Software & Data Management

Controlled exclusively via METTLER TOLEDO’s STARe software platform, the Flash DSC 2+ provides synchronized acquisition, real-time baseline correction, and kinetic modeling tools. The software includes built-in modules for isoconversional analysis (e.g., Friedman, Ozawa–Flynn–Wall), nucleation-and-growth modeling (e.g., Avrami, Jeziorny), and non-isothermal crystallization parameter extraction. Raw heat flow and temperature signals are stored in HDF5 format with embedded metadata (instrument configuration, calibration history, environmental conditions). Export options include ASCII, CSV, and ASTM E1461-compliant XML for third-party analysis. All user actions—including method creation, parameter modification, and data reprocessing—are logged with timestamp, operator ID, and digital signature for GLP/GMP compliance.

Applications

• Quantification of crystallization kinetics in polymeric systems under process-relevant cooling profiles (e.g., injection molding, fiber spinning)
• Identification and stabilization of amorphous pharmaceutical intermediates through controlled vitrification
• In situ monitoring of rapid solid-state reactions, such as metal–organic framework (MOF) decomposition or battery cathode phase transitions
• Thermal stability assessment of nanocomposites and layered 2D materials under ultrafast thermal cycling
• Calibration-free determination of glass transition breadth (ΔT_g) and fictive temperature in chalcogenide glasses
• Correlation of thermal history with mechanical performance in additively manufactured polymer parts

FAQ

What distinguishes Flash DSC 2+ from conventional DSC instruments?
The Flash DSC 2+ utilizes a MEMS-based sensor architecture enabling heating/cooling rates exceeding six orders of magnitude higher than standard DSC—making it uniquely capable of resolving processes occurring on microsecond timescales.

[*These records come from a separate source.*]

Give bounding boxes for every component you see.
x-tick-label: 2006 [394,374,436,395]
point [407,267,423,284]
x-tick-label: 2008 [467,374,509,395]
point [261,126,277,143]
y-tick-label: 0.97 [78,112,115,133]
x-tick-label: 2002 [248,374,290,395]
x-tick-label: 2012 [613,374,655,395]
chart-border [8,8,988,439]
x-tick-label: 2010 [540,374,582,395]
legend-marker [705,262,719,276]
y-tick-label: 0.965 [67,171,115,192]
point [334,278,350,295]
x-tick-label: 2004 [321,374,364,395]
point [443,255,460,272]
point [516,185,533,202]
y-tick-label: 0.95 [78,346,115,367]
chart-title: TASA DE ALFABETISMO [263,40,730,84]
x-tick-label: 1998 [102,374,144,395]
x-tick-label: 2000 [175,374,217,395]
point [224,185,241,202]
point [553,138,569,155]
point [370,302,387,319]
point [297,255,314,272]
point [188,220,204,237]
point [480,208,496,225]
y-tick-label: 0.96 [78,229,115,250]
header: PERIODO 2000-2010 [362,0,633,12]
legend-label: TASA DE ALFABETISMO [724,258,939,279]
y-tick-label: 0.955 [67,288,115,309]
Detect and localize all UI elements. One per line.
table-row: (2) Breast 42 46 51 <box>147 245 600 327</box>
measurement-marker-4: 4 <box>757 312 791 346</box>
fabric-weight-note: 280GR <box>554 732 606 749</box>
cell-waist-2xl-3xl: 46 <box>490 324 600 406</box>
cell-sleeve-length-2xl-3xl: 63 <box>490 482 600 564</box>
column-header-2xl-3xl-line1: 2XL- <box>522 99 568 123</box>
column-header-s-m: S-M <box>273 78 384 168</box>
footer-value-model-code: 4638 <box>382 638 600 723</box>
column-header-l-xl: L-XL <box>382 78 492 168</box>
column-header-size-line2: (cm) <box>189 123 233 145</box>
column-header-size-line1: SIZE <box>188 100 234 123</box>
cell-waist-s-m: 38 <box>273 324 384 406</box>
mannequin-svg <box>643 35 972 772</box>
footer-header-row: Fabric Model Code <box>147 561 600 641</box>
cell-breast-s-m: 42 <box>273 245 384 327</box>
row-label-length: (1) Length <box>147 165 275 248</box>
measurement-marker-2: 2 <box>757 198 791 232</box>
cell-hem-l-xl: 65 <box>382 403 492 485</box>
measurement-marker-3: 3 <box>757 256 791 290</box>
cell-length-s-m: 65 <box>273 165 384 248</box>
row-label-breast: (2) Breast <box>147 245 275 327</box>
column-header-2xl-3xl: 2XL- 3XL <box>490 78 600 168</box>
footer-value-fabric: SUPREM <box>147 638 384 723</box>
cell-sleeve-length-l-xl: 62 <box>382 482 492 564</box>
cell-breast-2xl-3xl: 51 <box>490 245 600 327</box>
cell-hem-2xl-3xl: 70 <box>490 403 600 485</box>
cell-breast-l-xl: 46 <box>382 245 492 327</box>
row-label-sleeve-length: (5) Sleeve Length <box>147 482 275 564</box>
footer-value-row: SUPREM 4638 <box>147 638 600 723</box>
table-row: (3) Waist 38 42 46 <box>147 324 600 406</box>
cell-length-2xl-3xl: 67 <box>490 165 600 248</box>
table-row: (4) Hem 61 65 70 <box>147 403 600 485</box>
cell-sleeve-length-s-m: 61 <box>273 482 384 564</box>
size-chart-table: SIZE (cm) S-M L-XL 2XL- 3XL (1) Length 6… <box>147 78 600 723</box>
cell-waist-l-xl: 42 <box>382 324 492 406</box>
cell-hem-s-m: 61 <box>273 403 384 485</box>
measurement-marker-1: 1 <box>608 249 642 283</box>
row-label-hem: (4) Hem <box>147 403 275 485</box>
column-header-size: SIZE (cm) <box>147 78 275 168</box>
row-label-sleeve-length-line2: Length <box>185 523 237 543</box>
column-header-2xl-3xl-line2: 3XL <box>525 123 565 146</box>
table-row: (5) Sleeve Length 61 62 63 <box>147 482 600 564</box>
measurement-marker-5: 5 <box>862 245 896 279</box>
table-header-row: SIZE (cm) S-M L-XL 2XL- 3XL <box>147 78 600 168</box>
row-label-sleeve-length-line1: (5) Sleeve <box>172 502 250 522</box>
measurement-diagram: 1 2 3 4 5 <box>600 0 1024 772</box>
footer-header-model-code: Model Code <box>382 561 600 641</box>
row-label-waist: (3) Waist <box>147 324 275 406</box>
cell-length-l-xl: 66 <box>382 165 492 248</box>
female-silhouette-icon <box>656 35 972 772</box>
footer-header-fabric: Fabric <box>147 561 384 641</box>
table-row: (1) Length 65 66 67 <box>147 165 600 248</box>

Can Flash DSC 2+ perform quantitative enthalpy measurements?
Yes—calibrated enthalpy values are traceable to NIST SRM 768 (indium) and SRM 3451 (sapphire), with uncertainty budgets compliant with ISO/IEC 17025 for accredited laboratories.

Is the UFS1 sensor replaceable in-house?
UFS1 chips are field-replaceable consumables with pre-characterized calibration coefficients stored in RFID tags; no manual recalibration is required after chip exchange.

Does the system support inert or reactive gas environments?
Optional gas-tight sensor housing allows operation under nitrogen, argon, or forming gas (N₂/H₂), with flow control integrated into STARe software.

How is thermal contact ensured between sample and sensor surface?
Samples are deposited directly onto the gold-plated sensor surface using solvent-assisted wetting or thermocompression bonding—ensuring optimal thermal coupling without interfacial resistance artifacts.